Savola misses subsidiary income
In an announcement to the Saudi Tadawul, Savola said of its full-year results: “[The decline] is attributed mainly due to the lower share of profit from one of the associates and disposal of Plastic Sector during Q1 of 2015. This is despite recording the insurance claim settlement for the fire in raw sugar warehouse in 2013, gain on sale of land, no impairment in non-core investment, lower net financial charges, zakat and income tax and minority share in income.
“Gross profit is higher mainly due to increased revenue from retail sector partly off-set by lower gross profit in food sector. Operating income is lower mainly due to increased operating expenses, which were higher primarily as a result of opening of new stores in retail sector compared to same period last year,” the statement added.
Savola has been selling off a number of its subsidiaries for the last few years, as it aims to tighten its focus on its core food businesses.
It recorded a net profit for its fourth quarter of US$137.4m, ahead of the US$127.6m analysts polled by Reuters had predicted. Savola attributed its Q4 performance to the insurance payout for the fire at its sugar facility in 2013, along with the sale of land. Gross profit and operational profit were both down year-on-year – by more than 12% in the case of the latter – for the quarter.
Utility costs to rise
Just over a week before Savola announced its annual results, it released information on the increase in costs it expected to see this year due to the Saudi government’s move to increase electricity, water and fuel prices. The group said it expected costs to rise by almost US$28m for 2016 – well below the US$53.3m Almarai has forecast.
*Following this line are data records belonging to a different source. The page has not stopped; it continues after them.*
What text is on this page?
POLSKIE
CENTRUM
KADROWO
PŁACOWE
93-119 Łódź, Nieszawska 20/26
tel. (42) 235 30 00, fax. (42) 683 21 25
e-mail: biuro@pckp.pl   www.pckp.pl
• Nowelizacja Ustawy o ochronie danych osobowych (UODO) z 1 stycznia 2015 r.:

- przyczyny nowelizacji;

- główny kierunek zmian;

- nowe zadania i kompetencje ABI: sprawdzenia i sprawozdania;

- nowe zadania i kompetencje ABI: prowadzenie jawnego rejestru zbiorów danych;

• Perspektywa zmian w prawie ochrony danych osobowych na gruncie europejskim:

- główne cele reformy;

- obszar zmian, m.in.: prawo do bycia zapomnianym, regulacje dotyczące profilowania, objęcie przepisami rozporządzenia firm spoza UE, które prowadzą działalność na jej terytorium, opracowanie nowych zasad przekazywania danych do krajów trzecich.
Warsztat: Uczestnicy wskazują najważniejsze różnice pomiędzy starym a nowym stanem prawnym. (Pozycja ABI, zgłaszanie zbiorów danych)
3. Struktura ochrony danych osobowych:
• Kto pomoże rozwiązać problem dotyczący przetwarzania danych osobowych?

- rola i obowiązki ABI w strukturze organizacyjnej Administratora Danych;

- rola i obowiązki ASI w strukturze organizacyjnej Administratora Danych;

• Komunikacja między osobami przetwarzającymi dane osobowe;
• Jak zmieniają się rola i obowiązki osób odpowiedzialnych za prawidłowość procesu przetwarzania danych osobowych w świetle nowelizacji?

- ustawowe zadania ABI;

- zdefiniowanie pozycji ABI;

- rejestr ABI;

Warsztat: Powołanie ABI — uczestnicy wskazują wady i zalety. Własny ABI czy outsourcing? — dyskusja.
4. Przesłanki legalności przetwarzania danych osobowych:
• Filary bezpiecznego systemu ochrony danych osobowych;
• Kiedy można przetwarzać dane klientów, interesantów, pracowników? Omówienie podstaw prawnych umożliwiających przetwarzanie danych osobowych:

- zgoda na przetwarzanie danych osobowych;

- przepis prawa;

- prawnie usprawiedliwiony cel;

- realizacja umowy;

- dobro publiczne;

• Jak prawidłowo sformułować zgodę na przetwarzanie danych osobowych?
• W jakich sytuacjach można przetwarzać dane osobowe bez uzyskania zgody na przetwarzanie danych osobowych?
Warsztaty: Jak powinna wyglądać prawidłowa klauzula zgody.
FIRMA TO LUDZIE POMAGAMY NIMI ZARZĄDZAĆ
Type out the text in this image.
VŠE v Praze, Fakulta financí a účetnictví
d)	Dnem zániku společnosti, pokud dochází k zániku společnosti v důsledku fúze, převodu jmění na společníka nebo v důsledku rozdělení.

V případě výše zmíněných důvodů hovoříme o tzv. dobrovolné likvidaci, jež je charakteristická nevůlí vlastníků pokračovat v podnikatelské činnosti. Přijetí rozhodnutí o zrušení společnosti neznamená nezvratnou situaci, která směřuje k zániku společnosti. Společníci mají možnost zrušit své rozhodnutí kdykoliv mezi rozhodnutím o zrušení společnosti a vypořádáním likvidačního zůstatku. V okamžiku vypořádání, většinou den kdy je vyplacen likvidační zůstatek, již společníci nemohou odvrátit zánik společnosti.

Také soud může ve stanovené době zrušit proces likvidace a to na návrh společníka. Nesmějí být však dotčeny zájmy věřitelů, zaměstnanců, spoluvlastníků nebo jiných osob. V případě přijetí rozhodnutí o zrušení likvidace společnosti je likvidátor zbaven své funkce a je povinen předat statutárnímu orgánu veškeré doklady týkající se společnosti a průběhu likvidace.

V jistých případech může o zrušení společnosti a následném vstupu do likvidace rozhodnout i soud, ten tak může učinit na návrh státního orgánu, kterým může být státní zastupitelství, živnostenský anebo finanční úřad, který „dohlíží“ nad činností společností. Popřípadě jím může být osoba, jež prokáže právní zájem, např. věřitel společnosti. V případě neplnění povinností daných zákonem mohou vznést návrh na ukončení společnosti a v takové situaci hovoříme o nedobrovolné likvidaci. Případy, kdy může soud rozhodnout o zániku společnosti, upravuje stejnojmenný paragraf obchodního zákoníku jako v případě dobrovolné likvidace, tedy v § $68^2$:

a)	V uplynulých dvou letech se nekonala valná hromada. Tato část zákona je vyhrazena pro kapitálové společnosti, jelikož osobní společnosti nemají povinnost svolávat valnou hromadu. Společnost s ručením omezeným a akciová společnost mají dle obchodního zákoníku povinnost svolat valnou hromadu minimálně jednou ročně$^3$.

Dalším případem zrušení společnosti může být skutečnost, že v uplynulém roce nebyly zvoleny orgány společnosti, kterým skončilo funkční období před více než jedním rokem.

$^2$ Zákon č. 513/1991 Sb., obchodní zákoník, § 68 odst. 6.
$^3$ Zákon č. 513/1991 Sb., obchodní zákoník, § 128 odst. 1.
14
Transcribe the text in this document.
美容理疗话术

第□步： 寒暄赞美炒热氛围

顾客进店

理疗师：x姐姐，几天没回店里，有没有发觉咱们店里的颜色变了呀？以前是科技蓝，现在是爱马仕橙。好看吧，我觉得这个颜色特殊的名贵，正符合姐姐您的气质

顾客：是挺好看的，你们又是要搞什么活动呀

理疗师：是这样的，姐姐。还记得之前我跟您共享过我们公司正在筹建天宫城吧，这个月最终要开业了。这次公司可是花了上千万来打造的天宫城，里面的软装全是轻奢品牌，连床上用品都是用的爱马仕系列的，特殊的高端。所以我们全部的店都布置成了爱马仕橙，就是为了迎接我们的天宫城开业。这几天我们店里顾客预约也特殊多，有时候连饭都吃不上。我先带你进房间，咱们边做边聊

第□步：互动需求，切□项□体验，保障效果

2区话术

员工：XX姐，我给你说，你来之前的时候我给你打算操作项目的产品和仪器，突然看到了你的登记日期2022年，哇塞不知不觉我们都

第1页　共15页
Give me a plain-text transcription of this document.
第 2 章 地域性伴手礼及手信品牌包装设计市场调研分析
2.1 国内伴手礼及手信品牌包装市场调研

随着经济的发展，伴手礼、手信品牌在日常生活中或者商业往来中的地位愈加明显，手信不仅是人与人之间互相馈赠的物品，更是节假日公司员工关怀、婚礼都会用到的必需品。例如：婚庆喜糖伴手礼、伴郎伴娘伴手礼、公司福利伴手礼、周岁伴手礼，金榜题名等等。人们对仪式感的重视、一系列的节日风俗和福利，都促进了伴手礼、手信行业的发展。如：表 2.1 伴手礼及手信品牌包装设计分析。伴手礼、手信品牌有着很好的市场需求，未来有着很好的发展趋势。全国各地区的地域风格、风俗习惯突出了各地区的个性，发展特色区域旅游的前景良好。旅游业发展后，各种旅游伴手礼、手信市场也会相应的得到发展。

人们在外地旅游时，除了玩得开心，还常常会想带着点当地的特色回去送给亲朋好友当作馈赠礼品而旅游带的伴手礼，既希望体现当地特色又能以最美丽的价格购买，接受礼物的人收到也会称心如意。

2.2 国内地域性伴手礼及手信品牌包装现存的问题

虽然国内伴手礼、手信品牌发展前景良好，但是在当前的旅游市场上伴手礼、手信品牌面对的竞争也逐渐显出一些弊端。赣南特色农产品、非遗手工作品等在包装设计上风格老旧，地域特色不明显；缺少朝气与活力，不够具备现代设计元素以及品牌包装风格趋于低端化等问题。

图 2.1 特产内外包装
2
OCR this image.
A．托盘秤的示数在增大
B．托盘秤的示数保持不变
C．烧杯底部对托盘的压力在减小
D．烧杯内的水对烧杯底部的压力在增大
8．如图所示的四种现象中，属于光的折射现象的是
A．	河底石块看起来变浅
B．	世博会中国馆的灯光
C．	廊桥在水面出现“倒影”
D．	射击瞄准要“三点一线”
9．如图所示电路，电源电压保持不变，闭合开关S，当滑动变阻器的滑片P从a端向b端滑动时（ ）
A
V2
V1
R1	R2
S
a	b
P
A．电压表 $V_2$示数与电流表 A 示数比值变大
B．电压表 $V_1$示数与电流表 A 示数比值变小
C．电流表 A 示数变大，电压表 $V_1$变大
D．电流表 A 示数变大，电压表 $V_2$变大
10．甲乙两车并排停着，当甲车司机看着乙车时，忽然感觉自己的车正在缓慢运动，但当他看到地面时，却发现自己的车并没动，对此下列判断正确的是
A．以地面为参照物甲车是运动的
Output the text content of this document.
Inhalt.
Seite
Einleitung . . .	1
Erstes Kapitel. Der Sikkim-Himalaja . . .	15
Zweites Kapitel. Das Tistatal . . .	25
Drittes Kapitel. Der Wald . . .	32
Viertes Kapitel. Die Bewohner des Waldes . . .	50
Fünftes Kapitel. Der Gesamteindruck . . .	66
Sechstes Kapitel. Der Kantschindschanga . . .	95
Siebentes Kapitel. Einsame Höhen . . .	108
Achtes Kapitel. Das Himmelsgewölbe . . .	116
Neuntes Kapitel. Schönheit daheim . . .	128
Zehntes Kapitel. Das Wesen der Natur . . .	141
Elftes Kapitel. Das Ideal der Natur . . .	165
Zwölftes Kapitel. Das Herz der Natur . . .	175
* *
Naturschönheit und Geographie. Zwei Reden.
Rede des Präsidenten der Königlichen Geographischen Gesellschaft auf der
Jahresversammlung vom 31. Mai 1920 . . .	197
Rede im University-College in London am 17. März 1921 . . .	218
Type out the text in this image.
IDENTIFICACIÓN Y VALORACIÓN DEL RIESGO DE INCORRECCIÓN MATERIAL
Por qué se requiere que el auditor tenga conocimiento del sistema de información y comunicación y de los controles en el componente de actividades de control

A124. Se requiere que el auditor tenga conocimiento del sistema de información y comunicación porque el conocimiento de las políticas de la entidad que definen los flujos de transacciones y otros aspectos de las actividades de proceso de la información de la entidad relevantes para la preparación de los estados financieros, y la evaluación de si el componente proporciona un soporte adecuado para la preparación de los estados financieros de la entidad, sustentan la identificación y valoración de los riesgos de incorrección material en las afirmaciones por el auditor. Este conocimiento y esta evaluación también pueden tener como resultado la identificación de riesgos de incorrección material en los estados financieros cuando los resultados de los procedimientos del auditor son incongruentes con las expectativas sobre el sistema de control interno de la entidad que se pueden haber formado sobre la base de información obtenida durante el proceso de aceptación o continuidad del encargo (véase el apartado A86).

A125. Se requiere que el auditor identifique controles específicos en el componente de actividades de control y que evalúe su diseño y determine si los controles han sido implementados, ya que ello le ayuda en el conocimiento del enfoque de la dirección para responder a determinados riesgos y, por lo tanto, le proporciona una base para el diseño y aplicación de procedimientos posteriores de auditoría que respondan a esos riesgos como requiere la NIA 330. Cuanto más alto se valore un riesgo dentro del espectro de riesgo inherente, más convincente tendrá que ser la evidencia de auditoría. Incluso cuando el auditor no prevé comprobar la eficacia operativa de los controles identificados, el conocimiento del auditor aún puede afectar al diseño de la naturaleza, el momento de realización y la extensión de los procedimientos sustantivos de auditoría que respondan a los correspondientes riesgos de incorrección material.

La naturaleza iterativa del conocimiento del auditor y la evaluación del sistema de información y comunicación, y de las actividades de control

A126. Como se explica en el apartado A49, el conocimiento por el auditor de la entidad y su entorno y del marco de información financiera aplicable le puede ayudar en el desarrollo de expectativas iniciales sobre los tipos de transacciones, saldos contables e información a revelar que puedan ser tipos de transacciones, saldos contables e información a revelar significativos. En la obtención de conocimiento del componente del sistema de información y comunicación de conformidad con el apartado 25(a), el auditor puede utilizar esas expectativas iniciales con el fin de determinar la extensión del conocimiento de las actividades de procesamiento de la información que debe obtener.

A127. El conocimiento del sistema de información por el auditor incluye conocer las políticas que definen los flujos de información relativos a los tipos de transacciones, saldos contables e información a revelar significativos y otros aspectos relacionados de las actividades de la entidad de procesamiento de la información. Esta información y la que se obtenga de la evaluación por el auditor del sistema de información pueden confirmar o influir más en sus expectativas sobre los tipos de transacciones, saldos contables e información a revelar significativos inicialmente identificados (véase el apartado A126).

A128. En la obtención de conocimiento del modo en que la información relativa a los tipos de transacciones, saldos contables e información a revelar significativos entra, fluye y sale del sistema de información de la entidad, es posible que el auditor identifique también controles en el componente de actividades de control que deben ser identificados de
Also before its results announcement, the firm said it had appointed Rayan Mohammed Fayez as its next chief executive. Fayez was formerly CEO of bank JP Morgan’s Saudi branch, and will take over from current CEO Abdullah Mohammed Nour Rahemi on 1 March.
Rahemi, aged 65, will stay on as managing director of Savola until 30 June, coinciding with the end of the board of governors’ current term. When he steps down as CEO, he will have been in the role just over a year – Rahemi took over from previous CEO Abdulraouf Manna on 1 January 2015.